Sunday on CNN’s “Fareed Zakaria GPS,” Wall Street Journal deputy editorial page editor Bret Stephens explained why in his view Republican presidential nominee Donald Trump “vision” is wrong for electoral success and questioned if it was something the GOP can recover from post-election, which Stephens said would be a loss for Trump.
“This is the standard line of the Trump side of the party, that us who oppose him are just a bunch of elites who live in the Acela corridor in this bubble of unimaginable wealth,” Stephens said. “I wish I had been born into an extremely wealthy New York real estate family and been given multi-million dollar loans to get my start in life. I started at the bottom like so many of us did and to the extent that I achieved anything I think it’s on merit. A lot of Americans feel the same way. It’s not a convincing argument. And it’s particularly not convincing, when Trump is telling so many people who are at the bottom, who are first-generation Americans who are trying to rise, that he has a different vision.”

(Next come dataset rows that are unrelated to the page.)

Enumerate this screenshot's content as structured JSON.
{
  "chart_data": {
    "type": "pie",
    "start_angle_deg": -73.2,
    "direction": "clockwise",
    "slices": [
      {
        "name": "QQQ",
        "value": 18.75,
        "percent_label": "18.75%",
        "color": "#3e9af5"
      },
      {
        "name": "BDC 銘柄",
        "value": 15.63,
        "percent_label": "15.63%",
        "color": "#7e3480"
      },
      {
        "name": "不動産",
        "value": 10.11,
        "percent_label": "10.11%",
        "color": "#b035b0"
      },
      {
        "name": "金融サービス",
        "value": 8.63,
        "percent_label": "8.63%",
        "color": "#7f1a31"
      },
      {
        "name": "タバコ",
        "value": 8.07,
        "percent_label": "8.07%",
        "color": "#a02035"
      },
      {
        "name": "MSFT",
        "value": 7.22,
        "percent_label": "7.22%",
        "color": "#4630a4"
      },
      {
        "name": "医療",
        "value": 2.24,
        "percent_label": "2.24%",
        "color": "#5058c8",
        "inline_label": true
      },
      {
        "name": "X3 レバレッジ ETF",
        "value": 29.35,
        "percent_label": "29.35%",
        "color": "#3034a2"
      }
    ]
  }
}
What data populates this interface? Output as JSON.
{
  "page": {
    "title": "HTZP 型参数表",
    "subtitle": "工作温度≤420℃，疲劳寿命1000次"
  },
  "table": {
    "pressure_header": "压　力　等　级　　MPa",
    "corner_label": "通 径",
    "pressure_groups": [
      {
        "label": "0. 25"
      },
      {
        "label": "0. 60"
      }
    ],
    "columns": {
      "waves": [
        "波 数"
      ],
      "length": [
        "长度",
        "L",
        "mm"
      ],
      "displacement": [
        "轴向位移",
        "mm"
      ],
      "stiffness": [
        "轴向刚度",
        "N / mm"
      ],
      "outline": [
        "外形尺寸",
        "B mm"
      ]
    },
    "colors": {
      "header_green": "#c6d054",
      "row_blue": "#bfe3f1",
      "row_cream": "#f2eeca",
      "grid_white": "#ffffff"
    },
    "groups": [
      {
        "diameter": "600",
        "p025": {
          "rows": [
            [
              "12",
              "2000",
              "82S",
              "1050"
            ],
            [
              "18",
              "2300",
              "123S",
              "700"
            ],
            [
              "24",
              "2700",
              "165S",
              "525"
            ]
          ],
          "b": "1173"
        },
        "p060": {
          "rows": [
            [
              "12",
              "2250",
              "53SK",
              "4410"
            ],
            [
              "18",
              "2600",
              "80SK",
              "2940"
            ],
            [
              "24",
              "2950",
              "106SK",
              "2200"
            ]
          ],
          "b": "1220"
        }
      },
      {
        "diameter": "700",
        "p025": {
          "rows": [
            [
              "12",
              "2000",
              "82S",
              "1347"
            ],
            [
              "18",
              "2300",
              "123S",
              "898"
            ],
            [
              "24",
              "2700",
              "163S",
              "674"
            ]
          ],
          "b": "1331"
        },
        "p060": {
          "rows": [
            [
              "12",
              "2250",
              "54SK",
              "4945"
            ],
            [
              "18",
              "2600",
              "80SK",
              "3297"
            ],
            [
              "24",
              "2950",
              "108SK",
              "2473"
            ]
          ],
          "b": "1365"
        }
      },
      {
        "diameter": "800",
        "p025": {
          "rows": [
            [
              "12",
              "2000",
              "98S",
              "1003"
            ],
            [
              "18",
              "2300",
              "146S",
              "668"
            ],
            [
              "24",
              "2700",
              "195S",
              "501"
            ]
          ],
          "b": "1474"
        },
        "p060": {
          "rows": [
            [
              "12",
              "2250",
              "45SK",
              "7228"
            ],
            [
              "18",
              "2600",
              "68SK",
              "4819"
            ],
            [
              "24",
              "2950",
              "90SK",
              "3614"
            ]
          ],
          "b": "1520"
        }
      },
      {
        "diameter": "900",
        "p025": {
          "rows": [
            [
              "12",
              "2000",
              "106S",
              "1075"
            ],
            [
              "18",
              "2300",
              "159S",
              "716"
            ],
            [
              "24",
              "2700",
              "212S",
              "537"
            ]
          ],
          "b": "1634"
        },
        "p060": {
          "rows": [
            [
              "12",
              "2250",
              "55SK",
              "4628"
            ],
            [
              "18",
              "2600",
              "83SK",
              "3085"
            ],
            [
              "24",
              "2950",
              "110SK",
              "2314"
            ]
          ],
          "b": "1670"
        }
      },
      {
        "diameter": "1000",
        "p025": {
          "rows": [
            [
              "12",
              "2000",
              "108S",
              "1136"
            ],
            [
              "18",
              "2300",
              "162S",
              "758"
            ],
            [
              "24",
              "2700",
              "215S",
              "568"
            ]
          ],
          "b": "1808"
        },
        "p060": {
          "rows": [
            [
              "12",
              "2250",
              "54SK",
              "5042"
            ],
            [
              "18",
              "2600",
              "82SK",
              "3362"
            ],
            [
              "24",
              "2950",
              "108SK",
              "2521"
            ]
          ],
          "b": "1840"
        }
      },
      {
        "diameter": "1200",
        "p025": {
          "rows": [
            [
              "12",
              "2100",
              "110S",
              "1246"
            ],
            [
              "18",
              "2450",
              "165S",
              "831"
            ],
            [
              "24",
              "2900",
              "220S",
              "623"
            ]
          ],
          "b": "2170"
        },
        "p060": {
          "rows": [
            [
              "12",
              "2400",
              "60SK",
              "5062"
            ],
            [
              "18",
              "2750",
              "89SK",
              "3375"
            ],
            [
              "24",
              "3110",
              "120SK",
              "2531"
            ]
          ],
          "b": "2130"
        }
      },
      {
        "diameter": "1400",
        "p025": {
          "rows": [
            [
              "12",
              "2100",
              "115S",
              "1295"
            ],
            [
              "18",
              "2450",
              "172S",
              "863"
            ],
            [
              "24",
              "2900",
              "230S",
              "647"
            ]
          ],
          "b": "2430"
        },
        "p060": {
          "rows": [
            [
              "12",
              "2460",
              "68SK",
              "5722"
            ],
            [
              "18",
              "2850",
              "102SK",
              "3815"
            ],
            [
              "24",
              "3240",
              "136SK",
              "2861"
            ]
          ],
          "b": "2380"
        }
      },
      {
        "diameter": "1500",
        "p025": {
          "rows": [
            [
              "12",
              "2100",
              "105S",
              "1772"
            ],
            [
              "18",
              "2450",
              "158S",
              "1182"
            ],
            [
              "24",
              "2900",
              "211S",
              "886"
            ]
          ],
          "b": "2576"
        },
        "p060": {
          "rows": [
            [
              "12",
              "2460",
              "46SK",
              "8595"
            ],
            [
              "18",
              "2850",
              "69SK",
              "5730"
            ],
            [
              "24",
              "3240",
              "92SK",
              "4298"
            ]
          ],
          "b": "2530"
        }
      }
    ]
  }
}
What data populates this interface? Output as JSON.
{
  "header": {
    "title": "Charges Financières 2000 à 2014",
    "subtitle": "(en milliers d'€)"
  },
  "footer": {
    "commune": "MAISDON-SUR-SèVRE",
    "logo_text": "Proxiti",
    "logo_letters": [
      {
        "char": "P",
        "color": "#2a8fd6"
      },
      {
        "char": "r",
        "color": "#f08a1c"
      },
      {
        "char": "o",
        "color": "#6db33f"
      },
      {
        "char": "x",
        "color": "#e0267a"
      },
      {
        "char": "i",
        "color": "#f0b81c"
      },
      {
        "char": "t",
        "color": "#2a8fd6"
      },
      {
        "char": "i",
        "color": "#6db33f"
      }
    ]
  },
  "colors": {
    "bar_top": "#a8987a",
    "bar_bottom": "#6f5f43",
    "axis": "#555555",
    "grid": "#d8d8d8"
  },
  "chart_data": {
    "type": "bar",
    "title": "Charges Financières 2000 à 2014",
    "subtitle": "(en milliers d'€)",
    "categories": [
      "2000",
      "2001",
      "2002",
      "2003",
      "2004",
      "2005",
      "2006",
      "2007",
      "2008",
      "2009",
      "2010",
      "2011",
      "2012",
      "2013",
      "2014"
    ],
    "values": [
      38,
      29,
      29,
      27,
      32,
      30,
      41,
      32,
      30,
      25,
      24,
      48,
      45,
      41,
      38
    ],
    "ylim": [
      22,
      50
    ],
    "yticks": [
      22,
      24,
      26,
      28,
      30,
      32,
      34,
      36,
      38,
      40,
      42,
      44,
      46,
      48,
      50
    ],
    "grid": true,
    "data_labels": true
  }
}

“It’s not a vision of opportunity of mobility,” he continued. “It’s basically increasingly a vision of the privileges of a white ethnic bloc who he is speaking to. If the Republican Party essentially becomes the white party, it is going to be the death of it — not only for demographic reasons but for reasons of principle. The party of Lincoln is a party of opportunity for everyone. It’s a party about the right to rise and Mr. Trump unfortunately doesn’t represent that view. Can the Republican Party recapture that after his loss I think is the great question.”